Submitted by Newcastle on 24 September, 2009 - 8:02 Author: By Jim Fraser

After years of New Labour government, it is easy to forget how bad the Tories are. Now the Daily Mirror has reminded us by exposing their plans for a savage onslaught on social housing.

At a secret meeting of senior Tories — including David Cameron’s adviser on housing Owen Inskip and Boris Johnson’s deputy Simon Milton — social housing was described as “a dead end”, and the Tories declared their intention of raising council rents to market levels. As market rents are between £150 and £650 per week — with many areas, such as inner London, at the top end of this range ­— this means colossal increases in council and housing association rents.

The meeting also apparently discussed “eliminating” housing benefit, abolishing secure tenancies, making tenants pay for repairs and “driving out council tenants from Tory controlled areas.” In other words, a vast version of Shirley Porter's infamous “social engineering” at Westminster Council in the 1980s.

Property companies and estate agents can expect to make a killing, but it will mean appalling suffering for millions of people.
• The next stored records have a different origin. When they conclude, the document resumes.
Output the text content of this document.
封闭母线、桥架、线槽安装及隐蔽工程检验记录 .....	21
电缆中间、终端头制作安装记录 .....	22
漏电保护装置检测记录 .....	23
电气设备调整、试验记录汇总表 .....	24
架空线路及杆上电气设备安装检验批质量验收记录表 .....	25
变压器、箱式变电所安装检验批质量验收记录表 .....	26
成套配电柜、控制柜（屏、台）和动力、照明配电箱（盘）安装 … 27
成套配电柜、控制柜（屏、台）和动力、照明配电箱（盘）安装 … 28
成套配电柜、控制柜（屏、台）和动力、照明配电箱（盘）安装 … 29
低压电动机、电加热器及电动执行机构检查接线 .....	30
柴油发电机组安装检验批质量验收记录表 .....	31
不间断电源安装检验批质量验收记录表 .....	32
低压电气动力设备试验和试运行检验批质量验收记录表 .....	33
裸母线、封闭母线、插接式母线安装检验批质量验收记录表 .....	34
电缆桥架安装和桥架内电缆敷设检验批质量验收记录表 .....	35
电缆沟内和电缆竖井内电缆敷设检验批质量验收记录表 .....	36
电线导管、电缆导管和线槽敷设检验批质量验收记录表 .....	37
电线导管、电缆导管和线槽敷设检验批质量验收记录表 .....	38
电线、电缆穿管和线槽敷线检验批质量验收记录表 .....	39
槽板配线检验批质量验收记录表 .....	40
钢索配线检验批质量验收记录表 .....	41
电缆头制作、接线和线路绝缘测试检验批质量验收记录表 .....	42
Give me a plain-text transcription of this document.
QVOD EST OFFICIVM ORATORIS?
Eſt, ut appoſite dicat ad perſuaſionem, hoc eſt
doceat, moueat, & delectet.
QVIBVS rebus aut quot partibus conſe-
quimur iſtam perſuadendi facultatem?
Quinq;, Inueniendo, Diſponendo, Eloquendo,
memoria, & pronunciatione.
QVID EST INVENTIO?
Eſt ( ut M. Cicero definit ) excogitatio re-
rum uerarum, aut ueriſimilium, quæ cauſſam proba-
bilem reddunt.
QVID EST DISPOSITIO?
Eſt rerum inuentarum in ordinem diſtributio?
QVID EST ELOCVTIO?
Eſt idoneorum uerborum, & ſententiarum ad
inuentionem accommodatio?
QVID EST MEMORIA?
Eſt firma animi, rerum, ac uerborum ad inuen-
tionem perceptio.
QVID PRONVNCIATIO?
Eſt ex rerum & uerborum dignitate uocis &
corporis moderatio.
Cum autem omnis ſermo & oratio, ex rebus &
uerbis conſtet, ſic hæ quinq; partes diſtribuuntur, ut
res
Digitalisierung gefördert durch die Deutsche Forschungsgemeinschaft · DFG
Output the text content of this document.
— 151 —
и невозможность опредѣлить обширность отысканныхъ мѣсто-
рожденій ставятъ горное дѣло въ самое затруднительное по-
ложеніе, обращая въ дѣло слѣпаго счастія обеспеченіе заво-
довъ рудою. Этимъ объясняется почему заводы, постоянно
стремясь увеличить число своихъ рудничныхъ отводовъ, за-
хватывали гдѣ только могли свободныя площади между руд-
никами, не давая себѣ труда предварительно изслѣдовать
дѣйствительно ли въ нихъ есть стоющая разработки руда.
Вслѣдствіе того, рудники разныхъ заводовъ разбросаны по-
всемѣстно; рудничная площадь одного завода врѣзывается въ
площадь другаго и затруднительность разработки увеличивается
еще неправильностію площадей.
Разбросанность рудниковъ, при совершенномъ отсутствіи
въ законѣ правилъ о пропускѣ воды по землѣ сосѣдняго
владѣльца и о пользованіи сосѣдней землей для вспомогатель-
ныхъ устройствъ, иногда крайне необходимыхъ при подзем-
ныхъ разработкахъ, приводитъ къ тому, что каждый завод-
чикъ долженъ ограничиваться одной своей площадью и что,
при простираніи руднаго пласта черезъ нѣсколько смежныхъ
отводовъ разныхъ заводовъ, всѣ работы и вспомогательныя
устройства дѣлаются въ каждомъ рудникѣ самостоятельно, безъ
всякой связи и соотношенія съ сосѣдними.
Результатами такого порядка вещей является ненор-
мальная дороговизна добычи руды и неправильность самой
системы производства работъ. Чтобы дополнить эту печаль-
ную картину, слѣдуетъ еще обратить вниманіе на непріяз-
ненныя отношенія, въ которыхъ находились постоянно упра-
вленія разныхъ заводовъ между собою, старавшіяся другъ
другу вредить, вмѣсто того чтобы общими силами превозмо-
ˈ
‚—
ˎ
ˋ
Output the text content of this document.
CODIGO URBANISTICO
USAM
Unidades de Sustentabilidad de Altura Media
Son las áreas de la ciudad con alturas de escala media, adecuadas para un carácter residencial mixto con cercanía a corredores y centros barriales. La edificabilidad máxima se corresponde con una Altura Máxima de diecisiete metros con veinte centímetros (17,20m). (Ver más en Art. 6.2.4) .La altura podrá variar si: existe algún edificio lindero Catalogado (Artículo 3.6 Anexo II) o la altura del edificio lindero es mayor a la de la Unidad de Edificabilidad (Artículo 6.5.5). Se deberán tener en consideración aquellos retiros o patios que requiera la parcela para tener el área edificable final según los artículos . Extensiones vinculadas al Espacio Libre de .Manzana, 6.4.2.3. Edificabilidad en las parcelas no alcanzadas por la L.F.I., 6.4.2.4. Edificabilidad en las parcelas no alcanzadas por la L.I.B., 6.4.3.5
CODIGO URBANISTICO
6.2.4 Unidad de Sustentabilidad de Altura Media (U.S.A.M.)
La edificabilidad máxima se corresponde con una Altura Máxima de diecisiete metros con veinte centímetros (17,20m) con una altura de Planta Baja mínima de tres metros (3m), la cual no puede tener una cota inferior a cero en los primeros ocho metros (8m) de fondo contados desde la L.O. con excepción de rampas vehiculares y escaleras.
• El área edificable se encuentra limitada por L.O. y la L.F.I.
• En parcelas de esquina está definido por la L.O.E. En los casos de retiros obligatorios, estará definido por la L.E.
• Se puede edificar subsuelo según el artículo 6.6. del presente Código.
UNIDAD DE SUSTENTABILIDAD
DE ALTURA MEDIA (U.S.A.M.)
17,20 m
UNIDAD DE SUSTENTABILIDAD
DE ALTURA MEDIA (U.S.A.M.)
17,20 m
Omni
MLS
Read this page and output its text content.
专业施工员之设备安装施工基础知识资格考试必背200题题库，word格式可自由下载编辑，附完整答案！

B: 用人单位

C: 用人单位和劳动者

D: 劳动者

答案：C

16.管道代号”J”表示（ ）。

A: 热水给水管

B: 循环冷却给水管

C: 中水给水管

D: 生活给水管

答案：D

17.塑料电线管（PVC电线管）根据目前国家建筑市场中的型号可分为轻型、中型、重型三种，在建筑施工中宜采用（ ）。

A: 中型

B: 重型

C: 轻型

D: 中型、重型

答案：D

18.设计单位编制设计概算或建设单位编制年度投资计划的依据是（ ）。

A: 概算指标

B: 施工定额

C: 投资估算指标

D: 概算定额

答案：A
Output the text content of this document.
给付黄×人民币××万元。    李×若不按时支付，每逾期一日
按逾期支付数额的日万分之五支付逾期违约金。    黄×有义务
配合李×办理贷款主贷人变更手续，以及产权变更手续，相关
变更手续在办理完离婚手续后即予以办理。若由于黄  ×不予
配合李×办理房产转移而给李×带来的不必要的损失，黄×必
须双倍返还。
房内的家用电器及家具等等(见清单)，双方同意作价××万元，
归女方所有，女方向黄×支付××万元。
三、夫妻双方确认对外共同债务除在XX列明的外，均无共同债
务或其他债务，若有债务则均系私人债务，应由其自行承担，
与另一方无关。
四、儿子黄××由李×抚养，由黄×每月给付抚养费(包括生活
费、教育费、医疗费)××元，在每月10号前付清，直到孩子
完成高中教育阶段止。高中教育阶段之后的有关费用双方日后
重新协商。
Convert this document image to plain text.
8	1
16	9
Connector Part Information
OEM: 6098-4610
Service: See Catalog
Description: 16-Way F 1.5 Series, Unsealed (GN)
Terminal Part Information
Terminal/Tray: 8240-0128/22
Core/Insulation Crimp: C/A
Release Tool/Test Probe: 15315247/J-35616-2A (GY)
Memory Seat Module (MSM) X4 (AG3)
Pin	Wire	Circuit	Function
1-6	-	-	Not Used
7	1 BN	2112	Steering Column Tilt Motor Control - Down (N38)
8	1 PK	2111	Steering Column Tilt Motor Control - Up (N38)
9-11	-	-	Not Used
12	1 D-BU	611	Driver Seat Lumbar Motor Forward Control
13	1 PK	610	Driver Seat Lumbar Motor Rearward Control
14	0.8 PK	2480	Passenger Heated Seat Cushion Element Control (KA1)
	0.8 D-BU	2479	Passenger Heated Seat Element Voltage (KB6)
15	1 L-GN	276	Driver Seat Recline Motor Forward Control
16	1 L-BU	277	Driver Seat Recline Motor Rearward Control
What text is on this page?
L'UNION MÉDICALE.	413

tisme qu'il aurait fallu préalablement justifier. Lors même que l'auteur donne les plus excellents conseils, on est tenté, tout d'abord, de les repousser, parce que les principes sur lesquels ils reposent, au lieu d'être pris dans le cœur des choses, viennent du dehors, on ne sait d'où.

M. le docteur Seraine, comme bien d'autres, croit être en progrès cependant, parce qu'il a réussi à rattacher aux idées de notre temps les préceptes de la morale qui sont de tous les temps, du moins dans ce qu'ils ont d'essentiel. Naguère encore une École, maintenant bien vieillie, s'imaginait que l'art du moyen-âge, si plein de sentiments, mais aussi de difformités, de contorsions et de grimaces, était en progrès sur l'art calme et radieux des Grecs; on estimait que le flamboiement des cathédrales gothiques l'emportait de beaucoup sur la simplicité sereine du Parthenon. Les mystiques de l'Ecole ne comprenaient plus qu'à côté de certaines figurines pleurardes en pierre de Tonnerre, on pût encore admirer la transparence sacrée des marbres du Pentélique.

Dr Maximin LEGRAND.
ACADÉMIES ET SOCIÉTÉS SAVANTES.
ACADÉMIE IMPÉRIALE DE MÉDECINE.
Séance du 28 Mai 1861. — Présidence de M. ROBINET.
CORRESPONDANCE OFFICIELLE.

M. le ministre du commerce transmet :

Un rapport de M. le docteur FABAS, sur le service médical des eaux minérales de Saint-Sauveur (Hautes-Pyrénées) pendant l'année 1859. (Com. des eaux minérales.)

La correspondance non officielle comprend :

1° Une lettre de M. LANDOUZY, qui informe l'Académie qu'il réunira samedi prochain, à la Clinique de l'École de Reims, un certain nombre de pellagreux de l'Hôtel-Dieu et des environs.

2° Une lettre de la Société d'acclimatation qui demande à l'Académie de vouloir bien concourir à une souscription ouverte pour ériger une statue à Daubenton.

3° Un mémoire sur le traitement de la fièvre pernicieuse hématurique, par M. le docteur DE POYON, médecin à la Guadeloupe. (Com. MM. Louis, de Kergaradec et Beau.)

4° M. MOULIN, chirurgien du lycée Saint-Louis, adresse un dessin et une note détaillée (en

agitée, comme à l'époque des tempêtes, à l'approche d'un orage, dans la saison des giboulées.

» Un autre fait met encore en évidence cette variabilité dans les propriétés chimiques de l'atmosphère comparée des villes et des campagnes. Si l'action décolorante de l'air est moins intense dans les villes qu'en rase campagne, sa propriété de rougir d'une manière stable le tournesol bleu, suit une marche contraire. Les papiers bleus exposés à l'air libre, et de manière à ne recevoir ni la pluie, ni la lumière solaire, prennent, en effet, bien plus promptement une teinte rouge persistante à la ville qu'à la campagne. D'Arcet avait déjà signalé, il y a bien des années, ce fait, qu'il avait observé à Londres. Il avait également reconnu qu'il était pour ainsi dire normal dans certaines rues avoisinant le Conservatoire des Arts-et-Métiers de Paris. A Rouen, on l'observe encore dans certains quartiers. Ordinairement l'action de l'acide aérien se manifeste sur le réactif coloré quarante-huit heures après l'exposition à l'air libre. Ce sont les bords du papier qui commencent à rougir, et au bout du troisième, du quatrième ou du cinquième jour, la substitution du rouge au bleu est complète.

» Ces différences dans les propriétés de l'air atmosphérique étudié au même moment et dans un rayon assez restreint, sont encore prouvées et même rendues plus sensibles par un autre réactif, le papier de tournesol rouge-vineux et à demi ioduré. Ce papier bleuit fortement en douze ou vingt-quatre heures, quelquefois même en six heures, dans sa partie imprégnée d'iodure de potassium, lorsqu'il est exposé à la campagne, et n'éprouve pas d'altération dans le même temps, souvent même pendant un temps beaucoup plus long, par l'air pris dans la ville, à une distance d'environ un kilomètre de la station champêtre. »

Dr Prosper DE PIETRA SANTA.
The interplay of market forces means that soaring rents will also drive up house prices for “first time buyers” on a corresponding scale, pricing them completely out of the housing market.

What will be the fate of the millions of workers whose income is below market rent levels, and the huge and ever-growing number increasingly dependent on housing benefit precisely because of high rent increases?

As long ago as 1997 some Tories were talking about getting rid of council housing in its entirety, and during the 2005 general election some Tory candidates talked, in a strangely vague and evasive way, of giving non-tenants the right to buy council property. Could they now want property companies and estate agents to buy occupied council property direct from Tory-controlled local authorities? Could it mean local authorities being compelled by law (and in the case of many Labour authorities against their will) to sell off (at bargain basement prices) occupied council properties to estate agents who can then increase rents to the full market level?

With the abolition of secure tenancies it will be much easier to evict those who cannot afford to pay the swinging rent increases. This is a recipe for massive numbers of people being made homeless. James Murray, a Labour councilor in Islington, stated “The Tories just don't care about social housing, and the goal of their plans is to eliminate social tenancies altogether.”

The labour movement and the tenants movement must unite and fight, and we must put housing at the centre of the agenda at the next general election, precisely to warn and to mobilise against these Tory plans. We must remember, whatever our criticisms of the Blair and Brown governments, the Tories are far, far worse. We have been warned.